Merck brought out its top guns at this morning's R&D meeting to make a bullish case for its late-stage prospects in the wake of a $41 billion mega-merger with Schering-Plough. Regulators in the U.S. and Europe are reviewing applications from Merck on four NMEs, and the Big Pharma company plans to file for five more approvals later in the year. Meanwhile there are 20 programs in late-stage development.
Up for approval this year is a new contraceptive, an extended-release version of the diabetes drug Janumet, the hep C drug boceprevir, a new sarcoma therapy, and a combo therapy matching the cholesterol drug Zocor with the diabetes drug Januvia.
Forbes' Matthew Herper noted that while other developers have been backing away from work on new heart drugs, Merck has been barreling ahead. And it's fixed much of its hopes on vorapaxar, a new drug obtained from Schering. While the risk of failure is high, writes Herper, success here would vault Merck into a prized position well ahead of the competition.
Merck went to considerable lengths to tout its work in the biologics arena. The company has five biologics and two biosimilar programs under way, with plans to have five biosimilar programs in late-stage development by 2012. But then, in one terse sentence, the company revealed that it is shelving MK-2578, its PEGylated erythropoietin biosimilar candidate.

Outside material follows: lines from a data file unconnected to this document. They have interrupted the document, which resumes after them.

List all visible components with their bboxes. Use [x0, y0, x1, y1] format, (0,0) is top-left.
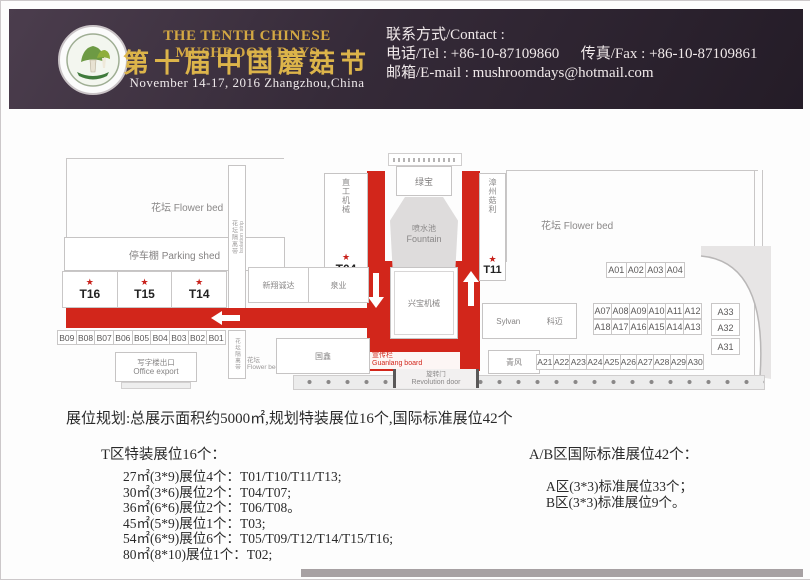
a-booth-row3: A18 A17 A16 A15 A14 A13	[594, 319, 702, 335]
a-booth-row4: A21 A22 A23 A24 A25 A26 A27 A28 A29 A30	[537, 354, 704, 370]
booth-a31: A31	[711, 338, 740, 355]
contact-block: 联系方式/Contact : 电话/Tel : +86-10-87109860 …	[386, 26, 796, 83]
t-section-list: 27㎡(3*9)展位4个：T01/T10/T11/T13; 30㎡(3*6)展位…	[123, 469, 393, 562]
event-date-location: November 14-17, 2016 Zhangzhou,China	[121, 75, 373, 91]
t-item: 80㎡(8*10)展位1个：T02;	[123, 547, 393, 563]
small-banner	[388, 153, 462, 166]
booth-a08: A08	[611, 303, 630, 319]
left-arrow-icon	[211, 311, 222, 325]
booth-a32: A32	[711, 319, 740, 336]
booth-a01: A01	[606, 262, 627, 278]
booth-a27: A27	[636, 354, 654, 370]
booth-a07: A07	[593, 303, 612, 319]
header-banner: THE TENTH CHINESE MUSHROOM DAYS 第十届中国蘑菇节…	[9, 9, 803, 109]
xinxiang-booth: 新翔诚达	[248, 267, 309, 303]
contact-email: 邮箱/E-mail : mushroomdays@hotmail.com	[386, 64, 796, 83]
star-icon: ★	[195, 278, 203, 287]
t-item: 27㎡(3*9)展位4个：T01/T10/T11/T13;	[123, 469, 393, 485]
booth-a14: A14	[665, 319, 684, 335]
booth-b04: B04	[150, 330, 170, 345]
booth-a02: A02	[626, 262, 647, 278]
booth-a16: A16	[629, 319, 648, 335]
contact-label: 联系方式/Contact :	[386, 26, 796, 45]
booth-a04: A04	[665, 262, 686, 278]
t-item: 36㎡(6*6)展位2个：T06/T08。	[123, 500, 393, 516]
boundary-line-right-inner	[506, 170, 507, 262]
booth-a21: A21	[536, 354, 554, 370]
booth-a25: A25	[603, 354, 621, 370]
mushroom-days-logo	[57, 24, 129, 96]
booth-a15: A15	[647, 319, 666, 335]
booth-b05: B05	[132, 330, 152, 345]
kemai-label: 科迈	[547, 316, 563, 327]
xingbao-booth: 兴宝机械	[390, 267, 458, 339]
booth-b07: B07	[94, 330, 114, 345]
t-item: 54㎡(6*9)展位6个：T05/T09/T12/T14/T15/T16;	[123, 531, 393, 547]
booth-a13: A13	[683, 319, 702, 335]
booth-a24: A24	[586, 354, 604, 370]
booth-a18: A18	[593, 319, 612, 335]
star-icon: ★	[140, 278, 148, 287]
booth-a03: A03	[645, 262, 666, 278]
booth-a10: A10	[647, 303, 666, 319]
booth-a17: A17	[611, 319, 630, 335]
tree-strip	[293, 375, 765, 390]
boundary-line-top-left	[66, 158, 284, 159]
quanye-booth: 泉业	[308, 267, 369, 303]
booth-t15: ★ T15	[117, 271, 173, 308]
booth-t11-column: 漳州菇利 ★ T11	[479, 173, 506, 281]
booth-a33: A33	[711, 303, 740, 320]
floor-plan: 花坛 Flower bed 花坛 Flower bed 停车棚 Parking …	[1, 109, 810, 409]
booth-a29: A29	[670, 354, 688, 370]
booth-b08: B08	[76, 330, 96, 345]
booth-a26: A26	[620, 354, 638, 370]
star-icon: ★	[86, 278, 94, 287]
star-icon: ★	[342, 253, 350, 262]
office-export-step	[121, 382, 191, 389]
b-booth-row: B09 B08 B07 B06 B05 B04 B03 B02 B01	[58, 330, 226, 345]
road-center-right	[462, 171, 480, 371]
qingfeng-booth: 青风	[488, 350, 540, 374]
t-item: 45㎡(5*9)展位1个：T03;	[123, 516, 393, 532]
contact-tel: 电话/Tel : +86-10-87109860	[386, 46, 559, 62]
fountain: 喷水池 Fountain	[390, 197, 458, 271]
ab-section-list: A区(3*3)标准展位33个； B区(3*3)标准展位9个。	[546, 479, 693, 511]
publicity-board: 宣传栏 Guanlang board	[370, 352, 460, 369]
ab-item: A区(3*3)标准展位33个；	[546, 479, 693, 495]
booth-t11: T11	[483, 264, 501, 276]
t-booth-row-left: ★ T16 ★ T15 ★ T14	[63, 271, 227, 308]
booth-a28: A28	[653, 354, 671, 370]
up-arrow-icon	[463, 271, 479, 282]
star-icon: ★	[488, 255, 496, 264]
booth-b09: B09	[57, 330, 77, 345]
booth-b01: B01	[206, 330, 226, 345]
booth-t14: ★ T14	[171, 271, 227, 308]
booth-a30: A30	[686, 354, 704, 370]
revolving-door: 旋转门 Revolution door	[393, 369, 479, 388]
boundary-line-top-right	[506, 170, 758, 171]
booth-b06: B06	[113, 330, 133, 345]
zhangzhou-guli-label: 漳州菇利	[487, 178, 498, 214]
contact-tel-fax: 电话/Tel : +86-10-87109860 传真/Fax : +86-10…	[386, 45, 796, 64]
isolation-strip-upper: 花坛隔离带 Isolation strip	[228, 165, 246, 310]
booth-a12: A12	[683, 303, 702, 319]
flower-bed-right-label: 花坛 Flower bed	[541, 217, 613, 232]
ab-item: B区(3*3)标准展位9个。	[546, 495, 693, 511]
a-booth-row1: A01 A02 A03 A04	[607, 262, 685, 278]
plan-overview: 展位规划:总展示面积约5000㎡,规划特装展位16个,国际标准展位42个	[66, 407, 513, 428]
booth-a11: A11	[665, 303, 684, 319]
booth-t16: ★ T16	[62, 271, 118, 308]
flower-bed-left-label: 花坛 Flower bed	[151, 199, 223, 214]
t-section-header: T区特装展位16个：	[101, 443, 226, 464]
ab-section-header: A/B区国际标准展位42个：	[529, 443, 698, 464]
event-flyer: THE TENTH CHINESE MUSHROOM DAYS 第十届中国蘑菇节…	[0, 0, 810, 580]
company-row: 新翔诚达 泉业	[249, 267, 369, 303]
contact-fax: 传真/Fax : +86-10-87109861	[581, 46, 758, 62]
booth-b02: B02	[188, 330, 208, 345]
isolation-strip-lower: 花坛隔离带	[228, 330, 246, 379]
a-booth-row2: A07 A08 A09 A10 A11 A12	[594, 303, 702, 319]
lvbao-booth: 绿宝	[396, 166, 452, 196]
t-item: 30㎡(3*6)展位2个：T04/T07;	[123, 485, 393, 501]
office-export: 写字楼出口 Office export	[115, 352, 197, 382]
parking-shed: 停车棚 Parking shed	[64, 237, 285, 271]
sylvan-kemai-booth: Sylvan 科迈	[482, 303, 577, 339]
booth-t04-column: 直工机械 ★ T04	[324, 173, 368, 281]
booth-a23: A23	[569, 354, 587, 370]
guoxin-booth: 国鑫	[276, 338, 370, 374]
booth-a09: A09	[629, 303, 648, 319]
booth-a22: A22	[553, 354, 571, 370]
bottom-edge-bar	[301, 569, 803, 577]
machinery-left-label: 直工机械	[341, 178, 352, 214]
booth-b03: B03	[169, 330, 189, 345]
sylvan-label: Sylvan	[496, 317, 520, 326]
down-arrow-icon	[368, 297, 384, 308]
road-west	[66, 308, 367, 328]
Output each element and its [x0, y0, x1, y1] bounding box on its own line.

That sour note, though, was quickly smothered by an R&D display intent on impressing analysts.
"Today's Merck has excellent capabilities across pharmaceuticals, vaccines and biologics; a robust late-stage pipeline with the potential to sustain near- and long-term growth; a broader product portfolio and an expanded global footprint," said CEO Richard Clark. "The combination of these capabilities with our strategic vision and our people will enable us to achieve our goals."